I recently purchased a refrigerator with a thermostat control that I intend on using to cool my carboys as well as my corny kegs. I'm wondering a couple of things...

1. if i need to set my fridge to a fermenting temperature of 65 (if its the middle of summer and the ambient temp in the house is too high)...is it going to be a problem if I have a keg in there at the same time? Normally I'd keep the kegs at a much lower temp...I'm just concerned about any adverse effects of raising the temp of the kegged beer for a few weeks.

2. The fridge sits in an uninsulated garage. During the winter months it can get to below 0 degrees. I'm curious if anybody has any feedback on how well a fridge would insulate against the cold. Has anyone hacked a fridge to both heat and cool?

I guess I'm trying to keep from having to ferment in different areas at different times of the year (and our house doesn't have any extra room for the fridge either)
 
Raising the temp to 65 wont hurt your kegged beer....it will just have more head and shoot out faster though.
 
Your beer will stale faster so drink it quicker. 

It will halve then halve again the life of the beer.  Assuming the beer is good for 120 days raising the temp from 32f to 65f will reduce reduce the quality life to 60 then 30 days.  Dr. Charles Bamforth as advises that for every 10C the staling rate doubles.  Assuming your are going from 32 to 65, that is just about 20C. 
 
Just an idea; you can maintain cooler temps in the fridge to preserve your kegged brew while fermenting at a higher temperature by placing a "Ferm-Wrap" or similar heating device around your carboy - a low-power flexible heated plastic sheet (may require another temperature controller...) - this will enable two set temperatures in the same chamber.

Temperature control is one of the biggies when improving your brew.
 
darvinlikemarvin said:
2. The fridge sits in an uninsulated garage. During the winter months it can get to below 0 degrees. I'm curious if anybody has any feedback on how well a fridge would insulate against the cold. Has anyone hacked a fridge to both heat and cool?

I live in Norway and we have from time to time this type of challenges.

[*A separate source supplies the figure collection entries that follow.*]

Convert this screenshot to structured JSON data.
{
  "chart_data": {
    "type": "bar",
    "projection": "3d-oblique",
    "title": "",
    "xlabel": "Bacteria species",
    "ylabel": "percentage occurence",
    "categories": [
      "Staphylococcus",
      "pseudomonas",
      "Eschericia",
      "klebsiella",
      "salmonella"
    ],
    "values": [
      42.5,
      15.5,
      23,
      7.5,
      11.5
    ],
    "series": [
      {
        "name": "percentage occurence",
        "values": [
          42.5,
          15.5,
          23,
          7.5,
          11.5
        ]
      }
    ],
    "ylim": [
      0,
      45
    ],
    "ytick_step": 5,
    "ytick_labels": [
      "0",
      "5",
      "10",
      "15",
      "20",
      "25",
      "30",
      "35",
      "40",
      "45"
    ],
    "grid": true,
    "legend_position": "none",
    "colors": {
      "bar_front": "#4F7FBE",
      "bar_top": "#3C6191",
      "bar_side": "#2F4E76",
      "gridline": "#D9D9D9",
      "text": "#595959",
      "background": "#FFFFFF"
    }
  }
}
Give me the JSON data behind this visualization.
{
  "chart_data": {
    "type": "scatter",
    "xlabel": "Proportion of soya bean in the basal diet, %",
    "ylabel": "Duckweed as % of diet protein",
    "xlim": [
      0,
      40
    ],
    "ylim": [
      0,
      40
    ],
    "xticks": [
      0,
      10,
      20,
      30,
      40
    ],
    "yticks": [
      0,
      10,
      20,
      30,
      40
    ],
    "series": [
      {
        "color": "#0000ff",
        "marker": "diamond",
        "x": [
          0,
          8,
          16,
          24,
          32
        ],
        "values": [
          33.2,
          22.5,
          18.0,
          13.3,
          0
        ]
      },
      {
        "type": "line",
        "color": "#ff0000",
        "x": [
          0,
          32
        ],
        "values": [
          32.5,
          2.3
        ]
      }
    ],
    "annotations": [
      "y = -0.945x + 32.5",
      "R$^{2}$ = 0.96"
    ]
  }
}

What I've heard, is that normal kitchen type refrigerators start loosing their cooling capacity when exposed to temperatures in the lower temperature range:15C and lower but still above 0C. My personal experience is that the refrigerator I use in the basement of our house with temp. between 9C - 13C, never caused problems or gave signs of loss of capacity. In our summer cottage we have placed an extra refrigerator in an uninsulated part of the cottage. It functions well but starts to behave strange when exposed to temperatures under 7-8C (we are talking about Norwegian summers 8) ). I can't explain it, but temperatures in the refrigerator could vary much.
I know that there are special winter fridges available for recreation vehicles/camper vans as well as winter covers for more normal type of refrigerators. However I don't have experience with those.

Regards,
Slurk
 
Thanks for the insight! I think it's just going to take time and observation to determine how my fridge in my particular climate will react.

@philm63 - that's an interesting idea...hopefully the FermWrap would have a strong enough heating element to withstand the colder temps in the fridge
 
  A little late to catch this train, but I can tell you that I was fermenting and chilling in the same fridge with great temp control and no negative impact on beer.
  Simple answer, Refelctix insulation capsule for bucket or carboy, fermwrap with a Ranco  controller. Easily 80F in the capsule while 42F in the fridge.
  I have a second frige now and use this method to age and ferment at the same time!